简体   繁体   English

独立集群模式:spark如何分配spark.executor.cores?

[英]Standalone Cluster Mode: how does spark allocate spark.executor.cores?

I'm searching for how and where spark allocates cores per executor in the source code. 我正在寻找spark在源代码中如何以及在哪里为每个执行者分配内核。 Is it possible to control programmaticaly allocated cores in standalone cluster mode? 是否可以在独立集群模式下控制以编程方式分配的内核?

Regards, Matteo 问候,Matteo

Spark allows for configuration options to be passed through the .set method on the SparkConf class. Spark允许通过SparkConf类的.set方法传递配置选项。

Here's some scala code that sets up a new spark configuration: 这是一些scala代码,用于设置新的spark配置:

new SparkConf()
  .setAppName("App Name")
  .setMaster('local[2]')
  .set("spark.executor.cores", "2")

Documentation about the different configuration options: 有关不同配置选项的文档:

http://spark.apache.org/docs/1.6.1/configuration.html#execution-behavior http://spark.apache.org/docs/1.6.1/configuration.html#execution-行为

I haven't looked through the source code exhaustively, but I think this is the spot in the source code where the executor cores are defined prior to allocation: 我没有详尽地查看源代码,但是我认为这是源代码中在分配之前定义执行程序核心的地方:

https://github.com/apache/spark/blob/d6dc12ef0146ae409834c78737c116050961f350/core/src/main/scala/org/apache/spark/scheduler/cluster/ExecutorData.scala https://github.com/apache/spark/blob/d6dc12ef0146ae409834c78737c116050961f350/core/src/main/scala/org/apache/spark/scheduler/cluster/ExecutorData.scala

In stand alone mode, you have following options: 在独立模式下,您有以下选择:

a. 一种。 While starting the cluster, you can mention how many cpu cores to be allotted for spark applications. 在启动集群时,您可以提及要为Spark应用程序分配多少个cpu内核。 This can be set both as env variable SPARK_WORKER_CORES or passed as argument to shell script (-c or --cores) 既可以将其设置为环境变量SPARK_WORKER_CORES,也可以将其作为参数传递给Shell脚本(-c或--cores)
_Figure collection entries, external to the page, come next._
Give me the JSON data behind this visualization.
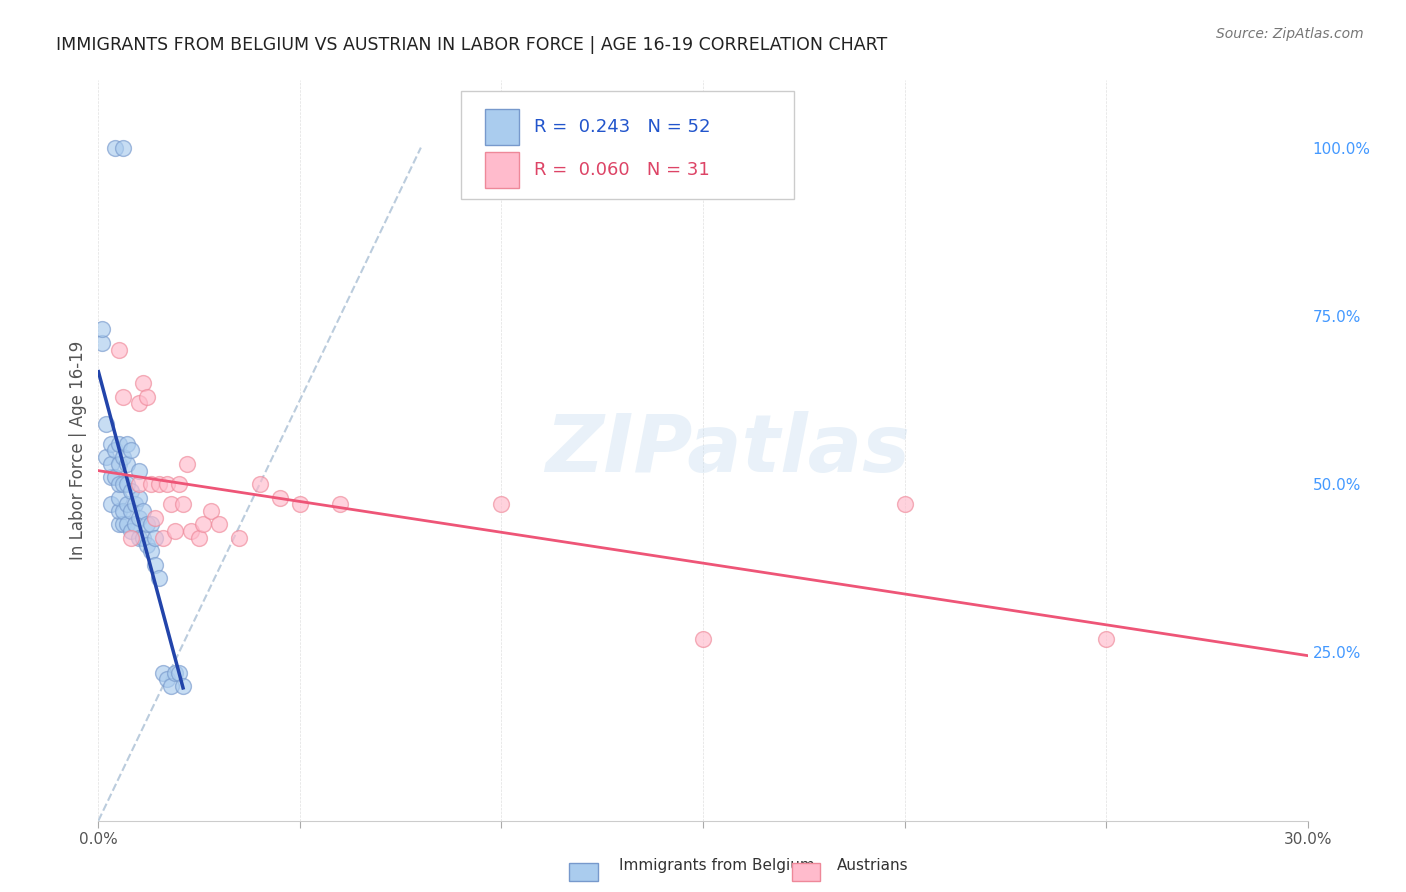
{
  "title": "IMMIGRANTS FROM BELGIUM VS AUSTRIAN IN LABOR FORCE | AGE 16-19 CORRELATION CHART",
  "source": "Source: ZipAtlas.com",
  "ylabel": "In Labor Force | Age 16-19",
  "xlim": [
    0.0,
    0.3
  ],
  "ylim": [
    0.0,
    1.1
  ],
  "x_ticks": [
    0.0,
    0.05,
    0.1,
    0.15,
    0.2,
    0.25,
    0.3
  ],
  "x_tick_labels": [
    "0.0%",
    "",
    "",
    "",
    "",
    "",
    "30.0%"
  ],
  "y_ticks_right": [
    0.25,
    0.5,
    0.75,
    1.0
  ],
  "y_tick_labels_right": [
    "25.0%",
    "50.0%",
    "75.0%",
    "100.0%"
  ],
  "belgium_color": "#aaccee",
  "belgian_edge": "#7799cc",
  "austrian_color": "#ffbbcc",
  "austrian_edge": "#ee8899",
  "belgium_R": 0.243,
  "belgium_N": 52,
  "austrian_R": 0.06,
  "austrian_N": 31,
  "blue_line_color": "#2244aa",
  "pink_line_color": "#ee5577",
  "diagonal_line_color": "#bbccdd",
  "blue_text_color": "#2255cc",
  "pink_text_color": "#dd4466",
  "belgium_x": [
    0.001,
    0.001,
    0.002,
    0.002,
    0.003,
    0.003,
    0.003,
    0.003,
    0.004,
    0.004,
    0.005,
    0.005,
    0.005,
    0.005,
    0.005,
    0.005,
    0.006,
    0.006,
    0.006,
    0.006,
    0.007,
    0.007,
    0.007,
    0.007,
    0.007,
    0.008,
    0.008,
    0.008,
    0.008,
    0.009,
    0.009,
    0.01,
    0.01,
    0.01,
    0.01,
    0.011,
    0.011,
    0.012,
    0.012,
    0.013,
    0.013,
    0.014,
    0.014,
    0.015,
    0.016,
    0.017,
    0.018,
    0.019,
    0.02,
    0.021,
    0.004,
    0.006
  ],
  "belgium_y": [
    0.71,
    0.73,
    0.54,
    0.59,
    0.47,
    0.51,
    0.53,
    0.56,
    0.51,
    0.55,
    0.44,
    0.46,
    0.48,
    0.5,
    0.53,
    0.56,
    0.44,
    0.46,
    0.5,
    0.54,
    0.44,
    0.47,
    0.5,
    0.53,
    0.56,
    0.43,
    0.46,
    0.49,
    0.55,
    0.44,
    0.47,
    0.42,
    0.45,
    0.48,
    0.52,
    0.42,
    0.46,
    0.41,
    0.44,
    0.4,
    0.44,
    0.38,
    0.42,
    0.36,
    0.22,
    0.21,
    0.2,
    0.22,
    0.22,
    0.2,
    1.0,
    1.0
  ],
  "austrian_x": [
    0.005,
    0.006,
    0.008,
    0.01,
    0.01,
    0.011,
    0.012,
    0.013,
    0.014,
    0.015,
    0.016,
    0.017,
    0.018,
    0.019,
    0.02,
    0.021,
    0.022,
    0.023,
    0.025,
    0.026,
    0.028,
    0.03,
    0.035,
    0.04,
    0.045,
    0.05,
    0.06,
    0.1,
    0.15,
    0.2,
    0.25
  ],
  "austrian_y": [
    0.7,
    0.63,
    0.42,
    0.62,
    0.5,
    0.65,
    0.63,
    0.5,
    0.45,
    0.5,
    0.42,
    0.5,
    0.47,
    0.43,
    0.5,
    0.47,
    0.53,
    0.43,
    0.42,
    0.44,
    0.46,
    0.44,
    0.42,
    0.5,
    0.48,
    0.47,
    0.47,
    0.47,
    0.27,
    0.47,
    0.27
  ]
}
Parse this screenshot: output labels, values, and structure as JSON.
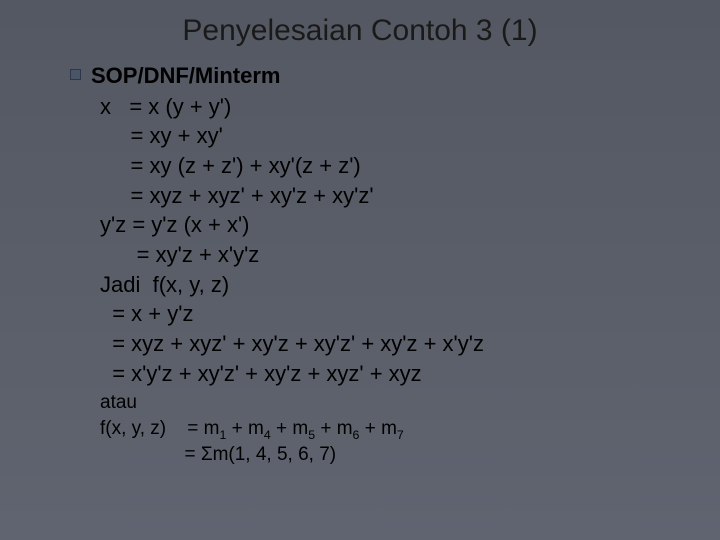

b. b。 Care should be taken (if other applications also share resources like cores) not to allow spark to take all the cores. 应当小心(如果其他应用程序也共享内核之类的资源),不要让spark占用所有内核。 This can be set using spark.cores.max parameter. 可以使用spark.cores.max参数进行设置。

c. C。 You can also pass --total-executor-cores <numCores> to the spark shell 您还可以将--total-executor-cores <numCores>传递给spark shell

For more info, you can look here 有关更多信息,您可以在这里查看

声明:本站的技术帖子网页,遵循CC BY-SA 4.0协议,如果您需要转载,请注明本站网址或者原文地址。任何问题请咨询:yoyou2525@163.com.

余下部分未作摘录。